China can produce 15 million tons of soybeans a year, but demand is so high that it must import four times that amount from the U.S. and Brazil. By 2015, it could be importing 80 million tons a year, while corn imports could reach 20 million tons.
Pressure on China’s agricultural sector is so severe that unless it rethinks its water usage patterns, food supply chains, and waste disposal systems, and undertakes a massive greening of its industrial landscape, it risks social dislocation that could undo much of its economic progress.

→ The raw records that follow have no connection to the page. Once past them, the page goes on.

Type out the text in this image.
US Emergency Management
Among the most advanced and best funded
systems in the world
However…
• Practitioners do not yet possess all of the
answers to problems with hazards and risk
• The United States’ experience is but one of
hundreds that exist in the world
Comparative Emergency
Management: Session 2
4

Food price inflation in the big cities could trigger unrest. Severe income disparity is already regarded as the biggest likely global risk over the next decade, by China experts contributing to the World Economic Forum’s Global Risks 2013. They identify the other top four risks as water supply crises, greenhouse gas emissions, entrenched corruption, and mismanagement of population aging.
Lessons From Japan
With the right policies, China has the chance to fix both its food security and its environment. For example, more city dwellers should be encouraged to adopt urban farming, where rooftops become vegetable gardens.
China’s often-tense relationship with Japan makes it a reluctant imitator of its more advanced neighbor, but in the 1990s, after decades of massive post-war industrialization, Japan showed how a heavily polluted landscape could be re-greened. Big cities such as Tokyo, Osaka, and Yokohama led the way in cleaning up their air and waterways. It is a model China could well follow.
Along with the conservation mantra of “reduce, reuse, recycle,” China’s ability to withstand its coming food and water shocks ultimately will depend on another “R”—reform—and three “I”s—innovation, investment, and infrastructure.
Xi Jinping must lead the reform effort to address corruption and criminal behavior in the food supply chain while stepping up the level of innovation in making food safer and its production more water-efficient. His team must facilitate long-range investment in domestic and overseas food assets, and must spend even more money on infrastructure to upgrade food and water distribution and waste disposal systems.